Yusuf menuturkan saat ini belanja pemerintah pusat sudah dipenuhi beban belanja “terikat” (non-discretionary spending), seperti gaji aparatur sipil negara, transfer ke daerah, dan pembayaran bunga utang pemerintah. Belanja pemerintah pusat yang terbesar adalah belanja pegawai, rata-rata sekitar 21,3 persen dari total belanja. Selanjutnya, diikuti belanja barang sekitar 21,1 persen, dan pembayaran bunga utang rerata sekitar 17,7 persen dari total belanja pemerintah pusat.
Yusuf khawatir program makan siang gratis memicu kenaikan utang pemerintah. Padahal beban utang telah berada pada tingkat yang sangat memberatkan. Pada 2005-2014, pada era Presiden Susilo Bambang Yudhoyono, beban bunga utang dan cicilan pokok utang yang jatuh tempo rata-rata mencapai 32,9 persen dari penerimaan perpajakan setiap tahun. Pada 2015-2022, pada era Presiden Jokowi, angka ini melonjak menjadi 47,4 persen.

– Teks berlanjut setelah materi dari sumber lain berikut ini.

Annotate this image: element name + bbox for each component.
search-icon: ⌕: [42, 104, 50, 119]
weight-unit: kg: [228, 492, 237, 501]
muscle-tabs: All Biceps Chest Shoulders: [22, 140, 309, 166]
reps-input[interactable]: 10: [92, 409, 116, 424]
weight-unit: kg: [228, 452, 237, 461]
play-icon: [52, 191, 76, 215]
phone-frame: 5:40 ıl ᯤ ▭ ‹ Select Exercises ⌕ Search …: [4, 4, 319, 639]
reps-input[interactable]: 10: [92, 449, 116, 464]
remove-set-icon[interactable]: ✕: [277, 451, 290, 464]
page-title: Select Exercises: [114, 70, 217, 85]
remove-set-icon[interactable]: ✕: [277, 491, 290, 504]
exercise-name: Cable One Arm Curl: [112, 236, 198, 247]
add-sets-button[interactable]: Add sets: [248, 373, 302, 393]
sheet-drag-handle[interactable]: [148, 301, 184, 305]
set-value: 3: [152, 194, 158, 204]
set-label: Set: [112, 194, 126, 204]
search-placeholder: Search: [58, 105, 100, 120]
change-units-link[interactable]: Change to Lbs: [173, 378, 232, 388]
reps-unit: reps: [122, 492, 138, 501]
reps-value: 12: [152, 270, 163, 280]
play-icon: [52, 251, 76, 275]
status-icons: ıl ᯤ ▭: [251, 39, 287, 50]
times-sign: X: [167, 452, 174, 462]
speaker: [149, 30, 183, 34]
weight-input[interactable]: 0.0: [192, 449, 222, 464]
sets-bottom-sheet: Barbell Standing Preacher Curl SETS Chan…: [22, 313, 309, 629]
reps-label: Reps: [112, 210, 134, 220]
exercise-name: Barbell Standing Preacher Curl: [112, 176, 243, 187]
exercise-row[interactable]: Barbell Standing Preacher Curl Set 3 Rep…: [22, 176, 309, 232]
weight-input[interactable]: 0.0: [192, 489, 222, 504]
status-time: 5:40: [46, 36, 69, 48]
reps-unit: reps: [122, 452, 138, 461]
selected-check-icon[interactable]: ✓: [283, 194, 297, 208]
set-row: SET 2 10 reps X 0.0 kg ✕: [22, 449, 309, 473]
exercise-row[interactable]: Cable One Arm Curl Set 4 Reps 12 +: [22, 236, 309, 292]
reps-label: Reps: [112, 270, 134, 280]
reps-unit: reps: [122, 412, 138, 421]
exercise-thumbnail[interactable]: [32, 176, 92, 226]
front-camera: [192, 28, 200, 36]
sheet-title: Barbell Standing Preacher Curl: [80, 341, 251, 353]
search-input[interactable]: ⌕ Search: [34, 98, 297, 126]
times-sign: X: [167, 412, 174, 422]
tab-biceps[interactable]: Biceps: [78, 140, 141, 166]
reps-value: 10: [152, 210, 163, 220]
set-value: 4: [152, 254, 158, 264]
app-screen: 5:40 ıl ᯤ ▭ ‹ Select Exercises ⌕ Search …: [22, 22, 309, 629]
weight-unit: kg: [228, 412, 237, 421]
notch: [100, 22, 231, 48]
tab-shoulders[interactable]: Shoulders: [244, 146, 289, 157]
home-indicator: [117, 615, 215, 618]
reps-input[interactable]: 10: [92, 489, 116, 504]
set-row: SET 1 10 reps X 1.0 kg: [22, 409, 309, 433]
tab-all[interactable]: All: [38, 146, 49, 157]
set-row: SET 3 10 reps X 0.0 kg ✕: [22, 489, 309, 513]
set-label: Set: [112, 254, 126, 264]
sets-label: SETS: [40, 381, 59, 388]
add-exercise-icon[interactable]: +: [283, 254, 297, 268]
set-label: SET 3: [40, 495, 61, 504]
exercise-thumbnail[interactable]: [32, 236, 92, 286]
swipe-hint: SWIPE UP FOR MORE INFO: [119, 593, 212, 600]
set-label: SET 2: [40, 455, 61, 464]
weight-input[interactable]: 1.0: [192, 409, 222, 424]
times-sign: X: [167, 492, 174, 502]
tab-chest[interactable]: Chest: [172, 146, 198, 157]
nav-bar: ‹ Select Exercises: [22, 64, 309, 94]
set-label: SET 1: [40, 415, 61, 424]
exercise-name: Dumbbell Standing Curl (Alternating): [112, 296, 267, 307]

Menurut Yusuf, di tengah situasi ekonomi global yang masih diliputi ketidakpastian dan upaya mengejar target Indonesia Emas 2045, anggaran pemerintah yang terbatas seharusnya difokuskan sebagai counter-cycle policy. Counter-cycle policy adalah kebijakan yang ditujukan melawan pelemahan perekonomian dengan cara mendorong belanja pemerintah yang memberikan multiplier effect terbesar pada perekonomian. Salah satunya belanja modal dan transfer pendapatan ke kelompok miskin.